Thomas, is the TSF in the RX status descriptor actually 32 bits, or is
this a printing error?
The firmware side seems to be populating it with a 64 bit TSF value
and the rx_status field in question is actually 64 bits. Hence why I'm
confused.
Adrian
On 24 October 2012 18:54, Adrian Chadd <[email protected]> wrote:
> I'll go and see about pushing this into the tree so Sujith's next
> ath9k_htc drop will include this fix.
>
> Thanks for the debugging info Thomas!
I've just pushed the fix into the tree. I'll privately email you
another image to test with just to make sure my committed fix is
correct.
The next release will have this fixed.
Adrian
On 24 October 2012 15:08, Thomas Pedersen <[email protected]> wrote:
>> Also, we should check to see whether the MAC is paying attention to
>> any beacon frames
>
> How? For mesh mode support we currently just reuse the WDS AP firmware vif
> opmode.
>
>> and updating _its_ timestamp using that beacon frame timer. That's
>> one of the mesh-and-sta-and-ap-at-the-same-time problems - in
>> STA mode, the TSF gets fudged based on the AP TSF. In other modes this
>> doesn't necessarily hold.
>
> OK, but the TSF for AP shouldn't be automatically updated on other
> beacons, right?
Right but look at those AP macs, there's multiple overlapping TSFs there, right?
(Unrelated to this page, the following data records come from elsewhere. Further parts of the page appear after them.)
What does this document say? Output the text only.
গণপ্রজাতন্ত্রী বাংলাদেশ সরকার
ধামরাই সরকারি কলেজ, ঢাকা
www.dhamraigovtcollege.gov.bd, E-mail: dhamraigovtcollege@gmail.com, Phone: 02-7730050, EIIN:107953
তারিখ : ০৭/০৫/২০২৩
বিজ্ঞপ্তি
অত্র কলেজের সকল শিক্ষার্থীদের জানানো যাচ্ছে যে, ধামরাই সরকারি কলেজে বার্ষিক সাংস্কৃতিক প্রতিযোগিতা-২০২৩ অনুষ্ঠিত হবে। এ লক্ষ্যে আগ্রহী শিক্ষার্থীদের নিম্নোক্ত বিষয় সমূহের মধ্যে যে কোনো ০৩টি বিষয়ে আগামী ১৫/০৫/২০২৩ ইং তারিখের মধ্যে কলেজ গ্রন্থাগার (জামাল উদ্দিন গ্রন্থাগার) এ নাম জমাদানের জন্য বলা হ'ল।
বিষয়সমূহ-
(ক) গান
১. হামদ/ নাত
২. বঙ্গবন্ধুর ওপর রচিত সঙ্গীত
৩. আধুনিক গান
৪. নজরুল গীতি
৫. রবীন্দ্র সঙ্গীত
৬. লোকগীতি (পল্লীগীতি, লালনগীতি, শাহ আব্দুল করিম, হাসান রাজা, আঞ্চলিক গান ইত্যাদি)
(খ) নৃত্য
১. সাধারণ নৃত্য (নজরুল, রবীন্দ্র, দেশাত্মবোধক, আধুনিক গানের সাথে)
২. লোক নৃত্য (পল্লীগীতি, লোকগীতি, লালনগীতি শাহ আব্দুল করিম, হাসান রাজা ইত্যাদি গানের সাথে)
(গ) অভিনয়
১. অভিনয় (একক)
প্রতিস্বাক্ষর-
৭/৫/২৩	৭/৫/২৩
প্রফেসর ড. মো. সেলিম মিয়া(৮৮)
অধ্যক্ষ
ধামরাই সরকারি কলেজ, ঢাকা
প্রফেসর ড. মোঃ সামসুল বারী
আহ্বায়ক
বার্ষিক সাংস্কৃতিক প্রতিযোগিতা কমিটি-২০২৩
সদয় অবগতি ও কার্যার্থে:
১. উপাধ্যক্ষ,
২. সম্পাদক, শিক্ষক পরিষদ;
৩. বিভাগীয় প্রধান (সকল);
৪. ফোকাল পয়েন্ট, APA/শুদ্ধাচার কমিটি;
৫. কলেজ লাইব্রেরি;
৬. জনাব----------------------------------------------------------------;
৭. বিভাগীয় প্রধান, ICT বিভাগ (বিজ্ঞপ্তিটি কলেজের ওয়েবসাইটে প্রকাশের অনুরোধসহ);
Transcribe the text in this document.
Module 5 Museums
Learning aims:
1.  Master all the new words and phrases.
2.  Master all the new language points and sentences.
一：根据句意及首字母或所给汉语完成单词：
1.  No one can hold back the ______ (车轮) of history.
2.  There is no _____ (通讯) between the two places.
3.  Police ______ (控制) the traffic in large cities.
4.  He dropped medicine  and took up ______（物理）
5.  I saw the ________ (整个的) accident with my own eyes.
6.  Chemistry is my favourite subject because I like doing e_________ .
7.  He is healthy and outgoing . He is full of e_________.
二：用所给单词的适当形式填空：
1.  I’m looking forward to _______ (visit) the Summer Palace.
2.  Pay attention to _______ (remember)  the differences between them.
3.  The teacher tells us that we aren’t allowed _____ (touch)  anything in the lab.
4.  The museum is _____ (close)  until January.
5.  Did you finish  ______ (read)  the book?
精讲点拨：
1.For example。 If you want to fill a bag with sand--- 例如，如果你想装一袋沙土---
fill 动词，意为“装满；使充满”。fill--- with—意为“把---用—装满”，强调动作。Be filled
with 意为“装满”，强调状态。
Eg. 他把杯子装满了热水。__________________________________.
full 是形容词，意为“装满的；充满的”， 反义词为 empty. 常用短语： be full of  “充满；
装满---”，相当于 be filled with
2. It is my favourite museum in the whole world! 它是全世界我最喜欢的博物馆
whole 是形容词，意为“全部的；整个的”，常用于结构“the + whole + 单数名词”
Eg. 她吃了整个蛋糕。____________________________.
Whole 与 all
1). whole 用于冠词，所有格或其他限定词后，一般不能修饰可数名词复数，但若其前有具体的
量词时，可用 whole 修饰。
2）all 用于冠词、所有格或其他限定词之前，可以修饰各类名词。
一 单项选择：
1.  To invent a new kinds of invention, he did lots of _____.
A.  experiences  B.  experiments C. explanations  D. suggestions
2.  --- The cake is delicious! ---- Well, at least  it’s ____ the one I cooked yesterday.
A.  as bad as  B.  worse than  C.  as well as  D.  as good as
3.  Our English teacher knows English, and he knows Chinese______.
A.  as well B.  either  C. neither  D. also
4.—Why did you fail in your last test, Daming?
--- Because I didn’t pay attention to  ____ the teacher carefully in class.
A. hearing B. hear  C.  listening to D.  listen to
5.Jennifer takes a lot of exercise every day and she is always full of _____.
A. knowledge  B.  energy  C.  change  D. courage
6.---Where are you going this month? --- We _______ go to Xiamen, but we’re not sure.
* Each MAC AP has an incrementing TSF;
* Multiple APs have different TSF spaces, they're not synchronised at all;
* There's one RX TSF namespace - if the vif is in AP mode then it's
free-running and not synchronising against any other TSF;
* Thus the above makes sense to me.
So far the beacon frames look correct and they're increasing; you're
not obviously synchronising TSF against anything.
Going back to the original question - you fetch TSF after you receive
the packet, and sometimes the TSF in the frame is greater than the TSF
read back by the ath9k TSF get method.
The ath9k_htc tsf read is just 'tsf = ath9k_hw_gettsf64(priv->ah);',
so it's doing direct register reads. That should be immediate, but
it's USB so it may take a while.
So hm, now you've made me open the ath9k_htc firmware source. I hate you.
Let me look.
Adrian
On 24 October 2012 14:22, Adrian Chadd <[email protected]> wrote:
> Hi,
>
> can you please repeat this experiment but dump the TSF32/TSF64 fields
> there as hexadecimal, rather than decimal?
>
> I'd like to see if this is an example of "bad TSF32->TSF64 promotion".
Also, we should check to see whether the MAC is paying attention to
any beacon frames and updating _its_ timestamp using that beacon frame
timer.
That's one of the mesh-and-sta-and-ap-at-the-same-time problems - in
STA mode, the TSF gets fudged based on the AP TSF. In other modes this
doesn't necessarily hold.
Adrian